In a virtual form of what others might describe as one-on-one discipleship, Botros says he moves some chats to private rooms where they can continue apart from other watchful Muslims: "People who are affected by the preaching come to our chat room and confess Christ. I let them say in detail what happened to them." Usually the conversations are typed rapid-fire in Arabic, but occasionally Botros and others use a mic. He's grown adept also at outing chat room insurgents. One recently became so angry with Botros' responses, the participant declared, "I want to kill you and I want to cut your neck, but I cannot find you."

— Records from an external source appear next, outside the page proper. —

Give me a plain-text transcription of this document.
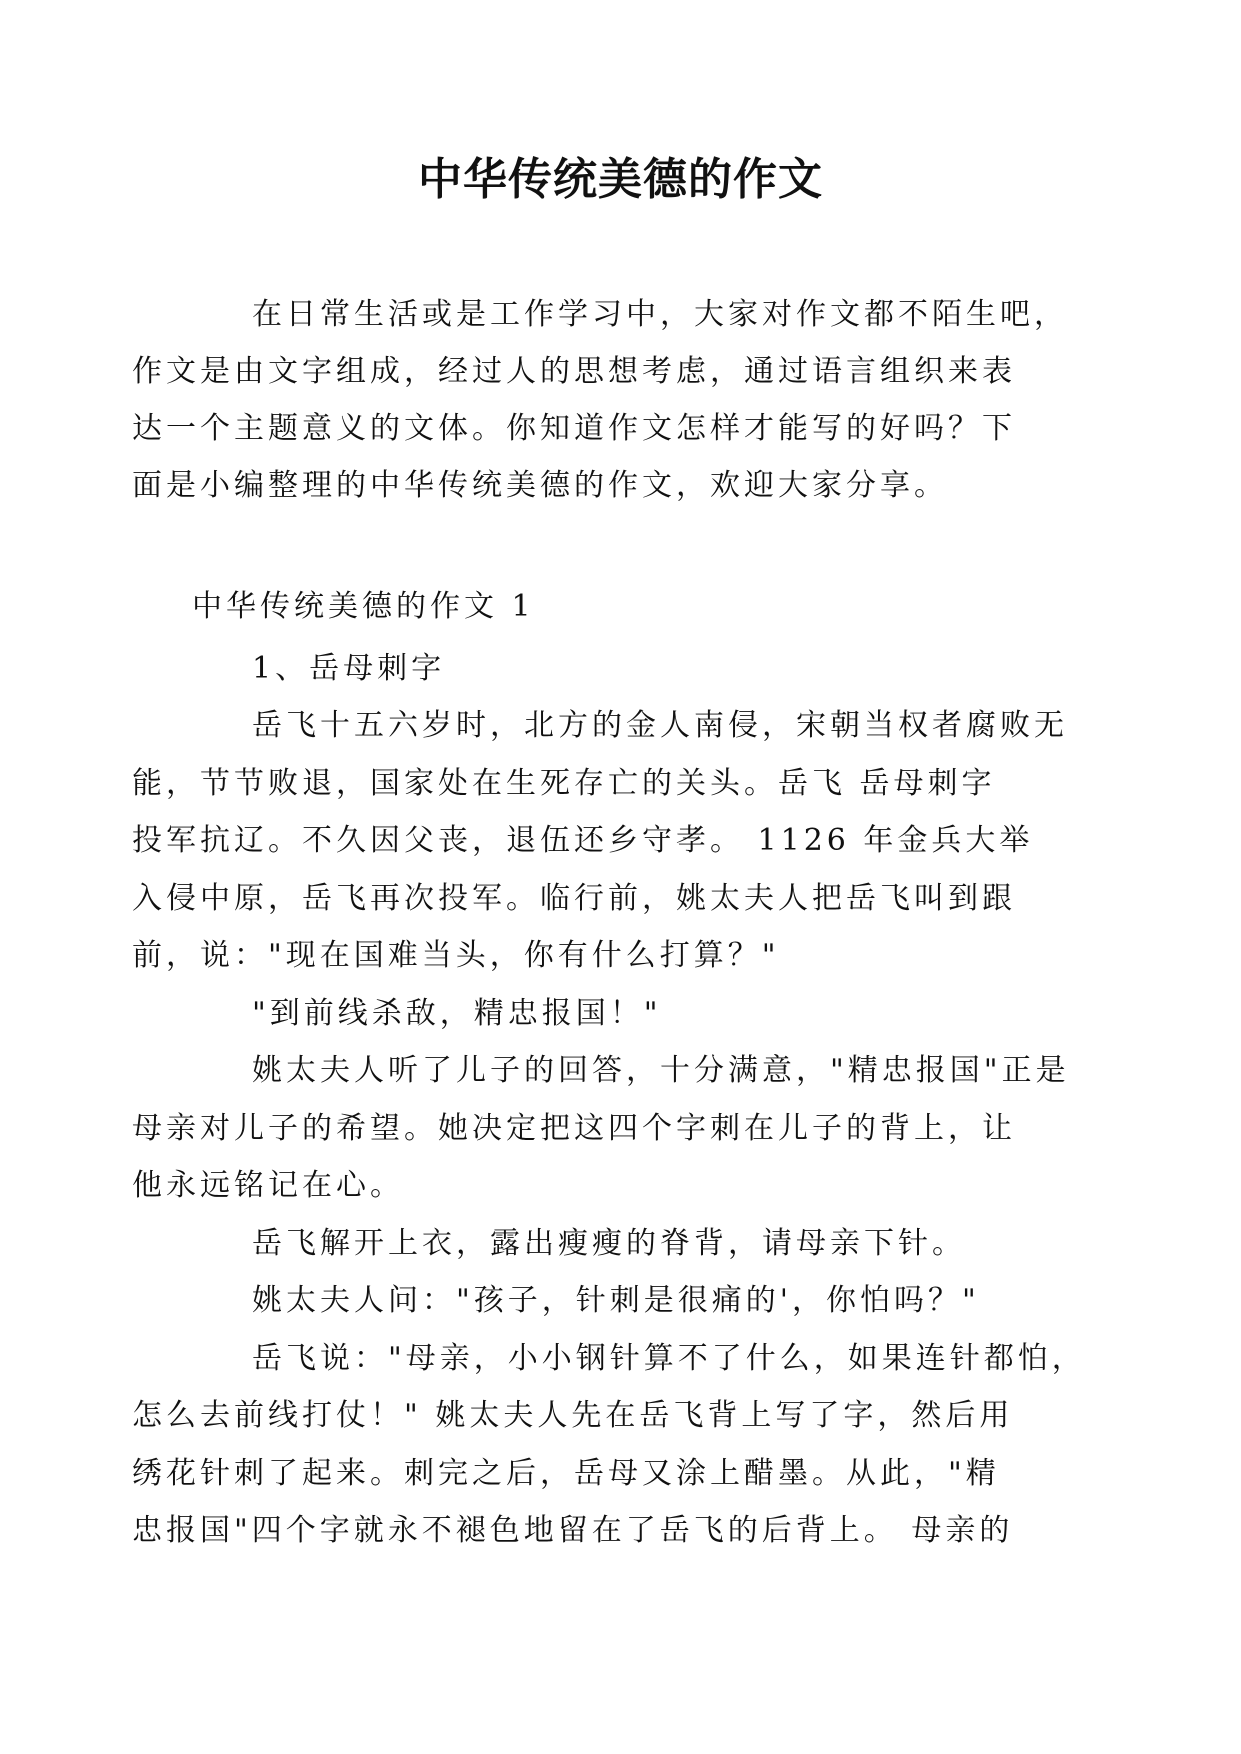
中华传统美德的作文
在日常生活或是工作学习中，大家对作文都不陌生吧，
作文是由文字组成，经过人的思想考虑，通过语言组织来表
达一个主题意义的文体。你知道作文怎样才能写的好吗？下
面是小编整理的中华传统美德的作文，欢迎大家分享。
中华传统美德的作文 1
1、岳母刺字
岳飞十五六岁时，北方的金人南侵，宋朝当权者腐败无
能，节节败退，国家处在生死存亡的关头。岳飞 岳母刺字
投军抗辽。不久因父丧，退伍还乡守孝。 1126 年金兵大举
入侵中原，岳飞再次投军。临行前，姚太夫人把岳飞叫到跟
前，说："现在国难当头，你有什么打算？"
"到前线杀敌，精忠报国！"
姚太夫人听了儿子的回答，十分满意，"精忠报国"正是
母亲对儿子的希望。她决定把这四个字刺在儿子的背上，让
他永远铭记在心。
岳飞解开上衣，露出瘦瘦的脊背，请母亲下针。
姚太夫人问："孩子，针刺是很痛的'，你怕吗？"
岳飞说："母亲，小小钢针算不了什么，如果连针都怕，
怎么去前线打仗！" 姚太夫人先在岳飞背上写了字，然后用
绣花针刺了起来。刺完之后，岳母又涂上醋墨。从此，"精
忠报国"四个字就永不褪色地留在了岳飞的后背上。 母亲的
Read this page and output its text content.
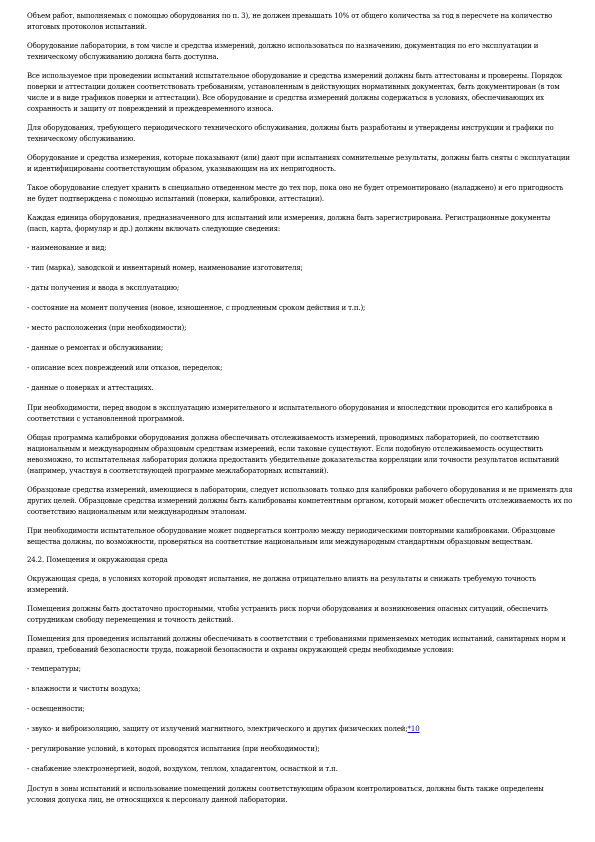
Объем работ, выполняемых с помощью оборудования по п. 3), не должен превышать 10% от общего количества за год в пересчете на количество итоговых протоколов испытаний.

Оборудование лаборатории, в том числе и средства измерений, должно использоваться по назначению, документация по его эксплуатации и техническому обслуживанию должна быть доступна.

Все используемое при проведении испытаний испытательное оборудование и средства измерений должны быть аттестованы и проверены. Порядок поверки и аттестации должен соответствовать требованиям, установленным в действующих нормативных документах, быть документирован (в том числе и в виде графиков поверки и аттестации). Все оборудование и средства измерений должны содержаться в условиях, обеспечивающих их сохранность и защиту от повреждений и преждевременного износа.

Для оборудования, требующего периодического технического обслуживания, должны быть разработаны и утверждены инструкции и графики по техническому обслуживанию.

Оборудование и средства измерения, которые показывают (или) дают при испытаниях сомнительные результаты, должны быть сняты с эксплуатации и идентифицированы соответствующим образом, указывающим на их непригодность.

Такое оборудование следует хранить в специально отведенном месте до тех пор, пока оно не будет отремонтировано (наладжено) и его пригодность не будет подтверждена с помощью испытаний (поверки, калибровки, аттестации).

Каждая единица оборудования, предназначенного для испытаний или измерения, должна быть зарегистрирована. Регистрационные документы (пасп, карта, формуляр и др.) должны включать следующие сведения:

- наименование и вид;

- тип (марка), заводской и инвентарный номер, наименование изготовителя;

- даты получения и ввода в эксплуатацию;

- состояние на момент получения (новое, изношенное, с продленным сроком действия и т.п.);

- место расположения (при необходимости);

- данные о ремонтах и обслуживании;

- описание всех повреждений или отказов, переделок;

- данные о поверках и аттестациях.

При необходимости, перед вводом в эксплуатацию измерительного и испытательного оборудования и впоследствии проводится его калибровка в соответствии с установленной программой.

Общая программа калибровки оборудования должна обеспечивать отслеживаемость измерений, проводимых лабораторией, по соответствию национальным и международным образцовым средствам измерений, если таковые существуют. Если подобную отслеживаемость осуществить невозможно, то испытательная лаборатория должна предоставить убедительные доказательства корреляции или точности результатов испытаний (например, участвуя в соответствующей программе межлабораторных испытаний).

Образцовые средства измерений, имеющиеся в лаборатории, следует использовать только для калибровки рабочего оборудования и не применять для других целей. Образцовые средства измерений должны быть калиброваны компетентным органом, который может обеспечить отслеживаемость их по соответствию национальным или международным эталонам.

При необходимости испытательное оборудование может подвергаться контролю между периодическими повторными калибровками. Образцовые вещества должны, по возможности, проверяться на соответствие национальным или международным стандартным образцовым веществам.

24.2. Помещения и окружающая среда

Окружающая среда, в условиях которой проводят испытания, не должна отрицательно влиять на результаты и снижать требуемую точность измерений.

Помещения должны быть достаточно просторными, чтобы устранить риск порчи оборудования и возникновения опасных ситуаций, обеспечить сотрудникам свободу перемещения и точность действий.

Помещения для проведения испытаний должны обеспечивать в соответствии с требованиями применяемых методик испытаний, санитарных норм и правил, требований безопасности труда, пожарной безопасности и охраны окружающей среды необходимые условия:

- температуры;

- влажности и чистоты воздуха;

- освещенности;

- звуко- и виброизоляцию, защиту от излучений магнитного, электрического и других физических полей;*10

- регулирование условий, в которых проводятся испытания (при необходимости);

- снабжение электроэнергией, водой, воздухом, теплом, хладагентом, оснасткой и т.п.

Доступ в зоны испытаний и использование помещений должны соответствующим образом контролироваться, должны быть также определены условия допуска лиц, не относящихся к персоналу данной лаборатории.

Audience participation is a feature of the TV shows, too. Producers screen callers from around the world (using Skype and SMS numbers) and feed a select few into a queue for questions at the end of each show. Of about 1,500 call-ins each week, five or six get on the air. In the control room their names light up on an oversized screen: Emad from Lebanon, Aras from Germany, Farag from France, and others. If Botros can't answer a question he is quick to tell a caller, "Look it up on St. Google." To Western ears it sounds hokey, but to many in the Muslim world it's the first time a man of the cloth has given them permission to find answers themselves.
And he is remembered for it: "I pray for that man every day," a recent convert from Islam told me on the streets of Damascus when asked if he'd heard of Father Zakaria. His reaction is common: Among Muslims or Christians in the Arab world, Botros wins the kind of recognition Ed Sullivan had with Americans a generation ago.
Is your heart always in the Middle East?" I ask. "Yes," Botros replies, "in the Muslim world always." Botros grew up in a Christian family in Alexandria. Muslim attackers killed his older brother when he was a young teenager. "Instead of anger against Muslims, the Lord saved me from that. I had pity on them." In his last year of high school he had a Muslim teacher who regularly challenged him for worshipping "a dead God." Botros said he realized, "If I answered him from the Bible it would be no good. I had to read the Muslim books and the Quran itself." Throughout his university years, he said, he read all the teachings of Muhammad as a way to answer Muslim questions about Christianity.
"This is a problem for every Christian in Egypt: He faces a fight for his faith in the schools. So I started to write what I had learned about Islam and how to answer questions about Christianity. I wrote them in books and started to publish them, small books. These were apologetics, defending our faith," he said.
The books eventually led to deep discussions with leading Islamic scholars in Cairo, where he became an ordained Coptic priest in the 1950s. He learned that the scholars doubt some of their "official" teachings because no one can agree on which version of the Quran is authentic and which teachings are original. He began to learn more about what he calls "the ugly face of Islam," the contradictions between Muhammad's own life and his teachings, between Islam's earlier and later writings, and he began to speak about them. Twice authorities jailed him for preaching the gospel to Muslims, once in 1981 for one year, and again in 1989. A judge sentenced him to life in prison but ordered him released on the condition of forced exile: He had to leave Egypt and never return. By that time he had ministered in Cairo for over 30 years but moved to England with his wife, where he ministered in a Coptic church for 11 years before he said he "retired" to begin the television and internet ministry.
"What do you fear?" I ask.
"Fear? I fear nothing," says Botros. "My dictionary does not contain the word fear. I believe in God and I believe that the epistle of Ephesians says we are created in Jesus Christ for a plan, which was engaged from the early beginning. No one can cut it, and when it is completed no one can continue it."